Deux poids, deux mesures : tel est, en substance, le sentiment exprimé par les syndicats de médecins de ville au lendemain du vote en première lecture du PLFSS 2002 par les députés.
Les représentants des praticiens libéraux ont en effet pris acte de la « rallonge » de 3,9 milliards de francs accordée par le gouvernement aux hôpitaux publics dans le cadre du PLFSS 2002 sans constater le même effort financier en faveur des cliniques et, plus largement, de la médecine ambulatoire que beaucoup jugent totalement « oublié ».

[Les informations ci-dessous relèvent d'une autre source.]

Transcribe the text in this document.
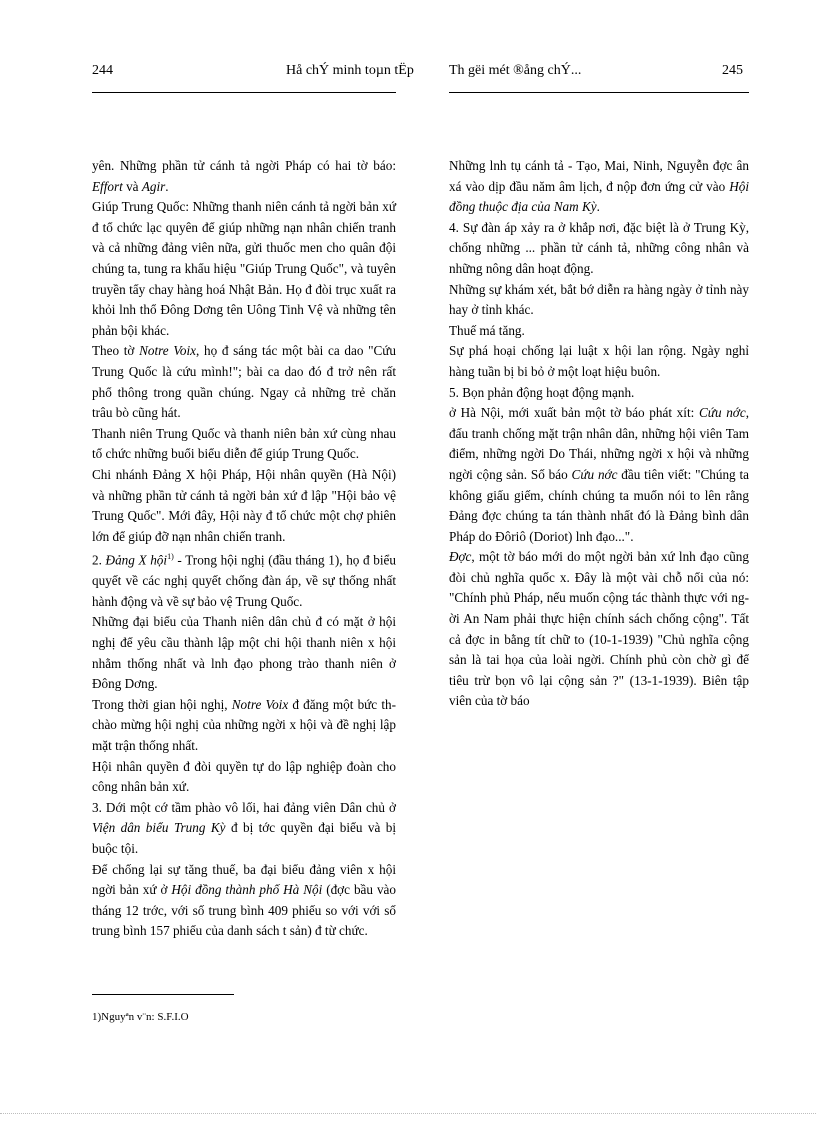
244	Hå chÝ minh toµn tËp	Th gëi mét ®ång chÝ...	245

yên. Những phần tử cánh tả ngời Pháp có hai tờ báo: Effort và Agir.

Giúp Trung Quốc: Những thanh niên cánh tả ngời bản xứ đ tổ chức lạc quyên để giúp những nạn nhân chiến tranh và cả những đảng viên nữa, gửi thuốc men cho quân đội chúng ta, tung ra khẩu hiệu "Giúp Trung Quốc", và tuyên truyền tẩy chay hàng hoá Nhật Bản. Họ đ đòi trục xuất ra khỏi lnh thổ Đông Dơng tên Uông Tinh Vệ và những tên phản bội khác.

Theo tờ Notre Voix, họ đ sáng tác một bài ca dao "Cứu Trung Quốc là cứu mình!"; bài ca dao đó đ trở nên rất phổ thông trong quần chúng. Ngay cả những trẻ chăn trâu bò cũng hát.

Thanh niên Trung Quốc và thanh niên bản xứ cùng nhau tổ chức những buổi biểu diễn để giúp Trung Quốc.

Chi nhánh Đảng X hội Pháp, Hội nhân quyền (Hà Nội) và những phần tử cánh tả ngời bản xứ đ lập "Hội bảo vệ Trung Quốc". Mới đây, Hội này đ tổ chức một chợ phiên lớn để giúp đỡ nạn nhân chiến tranh.

2. Đảng X hội$^{1)}$ - Trong hội nghị (đầu tháng 1), họ đ biểu quyết về các nghị quyết chống đàn áp, về sự thống nhất hành động và về sự bảo vệ Trung Quốc.

Những đại biểu của Thanh niên dân chủ đ có mặt ở hội nghị để yêu cầu thành lập một chi hội thanh niên x hội nhằm thống nhất và lnh đạo phong trào thanh niên ở Đông Dơng.

Trong thời gian hội nghị, Notre Voix đ đăng một bức th chào mừng hội nghị của những ngời x hội và đề nghị lập mặt trận thống nhất.

Hội nhân quyền đ đòi quyền tự do lập nghiệp đoàn cho công nhân bản xứ.

3. Dới một cớ tầm phào vô lối, hai đảng viên Dân chủ ở Viện dân biểu Trung Kỳ đ bị tớc quyền đại biểu và bị buộc tội.

Để chống lại sự tăng thuế, ba đại biểu đảng viên x hội ngời bản xứ ở Hội đồng thành phố Hà Nội (đợc bầu vào tháng 12 trớc, với số trung bình 409 phiếu so với với số trung bình 157 phiếu của danh sách t sản) đ từ chức.

Những lnh tụ cánh tả - Tạo, Mai, Ninh, Nguyễn đợc ân xá vào dịp đầu năm âm lịch, đ nộp đơn ứng cử vào Hội đồng thuộc địa của Nam Kỳ.

4. Sự đàn áp xảy ra ở khắp nơi, đặc biệt là ở Trung Kỳ, chống những ... phần tử cánh tả, những công nhân và những nông dân hoạt động.

Những sự khám xét, bắt bớ diễn ra hàng ngày ở tỉnh này hay ở tỉnh khác.

Thuế má tăng.

Sự phá hoại chống lại luật x hội lan rộng. Ngày nghỉ hàng tuần bị bi bỏ ở một loạt hiệu buôn.

5. Bọn phản động hoạt động mạnh.

ở Hà Nội, mới xuất bản một tờ báo phát xít: Cứu nớc, đấu tranh chống mặt trận nhân dân, những hội viên Tam điểm, những ngời Do Thái, những ngời x hội và những ngời cộng sản. Số báo Cứu nớc đầu tiên viết: "Chúng ta không giấu giếm, chính chúng ta muốn nói to lên rằng Đảng đợc chúng ta tán thành nhất đó là Đảng bình dân Pháp do Đôriô (Doriot) lnh đạo...".

Đợc, một tờ báo mới do một ngời bản xứ lnh đạo cũng đòi chủ nghĩa quốc x. Đây là một vài chỗ nổi của nó: "Chính phủ Pháp, nếu muốn cộng tác thành thực với ngời An Nam phải thực hiện chính sách chống cộng". Tất cả đợc in bằng tít chữ to (10-1-1939) "Chủ nghĩa cộng sản là tai họa của loài ngời. Chính phủ còn chờ gì để tiêu trừ bọn vô lại cộng sản ?" (13-1-1939). Biên tập viên của tờ báo

1)Nguyªn v¨n: S.F.I.O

Pour le Dr Pierre Costes, président de MG-France, « que l'hôpital public fasse le forcing pour obtenir immédiatement plus de moyens, c'est totalement logique mais que, parallèlement, le gouvernement n'investisse pas fortement sur les soins ambulatoires pose la question du décalage entre le discours et la réalité ». Le président de MG-France réclame « des dotations significatives » dans le domaine de la coordination et de la permanence des soins.
Le Dr Dinorino Cabrera, président du Syndicat de médecins libéraux (SML), se dit quant à lui « sidéré par la gestion de ce PLFSS ».« L'Etat n'a pas le droit d'être aussi régalien dans ses arbitrages, résume-t-il . Les hôpitaux, après le marchandage politique du PC, ont des euros sonnants et trébuchants alors que les libéraux n'ont que des promesses et des déclarations d'intention. » Et pourtant, rappelle-t-il, « les cliniques et les médecins de ville emploient également du personnel ». Une analyse que partage la Fédération des médecins de France (FMF). « On a remis une couche pour l'hôpital public sans rien céder aux cliniques », observe le Dr Jean Gras, président de la FMF. Il s'interroge sur « la volonté de l'Etat d'assurer la pérennité du système français de distribution des soins et la coexistence du privé et du public ».
« Distorsion de concurrence »
Le Dr Jean-Gabriel Brun, président de l'Union collégiale des chirurgiens et spécialistes français (UCCSF) va encore plus loin. « Donner 4 milliards aux hôpitaux au moment où on refuse 6 milliards aux cliniques, c'est de la distorsion de concurrence, déclare-t-il. Des lits sont des lits ! Quant à l'argument qui consiste à dire aux cliniques qu'elles n'ont qu'à moins payer leurs médecins pour augmenter le salaires des infirmières, il est totalement vicieux. »
Tous les syndicats dénoncent au passage la gestion financière par le gouvernement du passage aux 35 heures. « On a l'impression qu'il y a deux catégories de Français, résume le Dr Costes . Les employés de l'Etat dont il convient de prendre le plus grand soin et les abandonnés de l'Etat à qui on offre comme seule perspective la croissance du volume d'activité et du temps de travail. »
Le mécontentement des syndicats de médecins libéraux dépasse la seule question des crédits supplémentaires octroyés aux hôpitaux publics. La perspective d'une réforme du système conventionnel et du mécanisme de régulation des dépenses de médecine de ville (« le Quotidien » du 26 octobre) ne les rassure guère. Pour le Dr Cabrera, malgré la suppression dans la dernière mouture de l'amendement adopté des « contrats types à adhésion individuelle », qui faisait redouter à certains le conventionnement sélectif individuel des médecins, le « danger mortel demeure ».« Le risque, précise-t-il , est qu'une organisation minoritaire puisse engager les médecins dans un cadre conventionnel artificiel à l'image de ce qui s'est passé pour le médecin référent. » Le Dr Brun (UCCSF) s'interroge déjà sur la « marge de manuvre réelle dont bénéficiera la caisse nationale d'assurance-maladie ». Rappelons que le gouvernement prévoit de renforcer le rôle des conventions qui définiront des « engagements » collectifs et individuels des professionnels de santé libéraux en matière d'organisation des soins, de respect des bonnes pratiques ou d'évolution de l'activité. Dans ce cadre contractuel, la procédure des lettres clés flottantes (ajustement périodique des tarifs) ne s'appliquerait plus.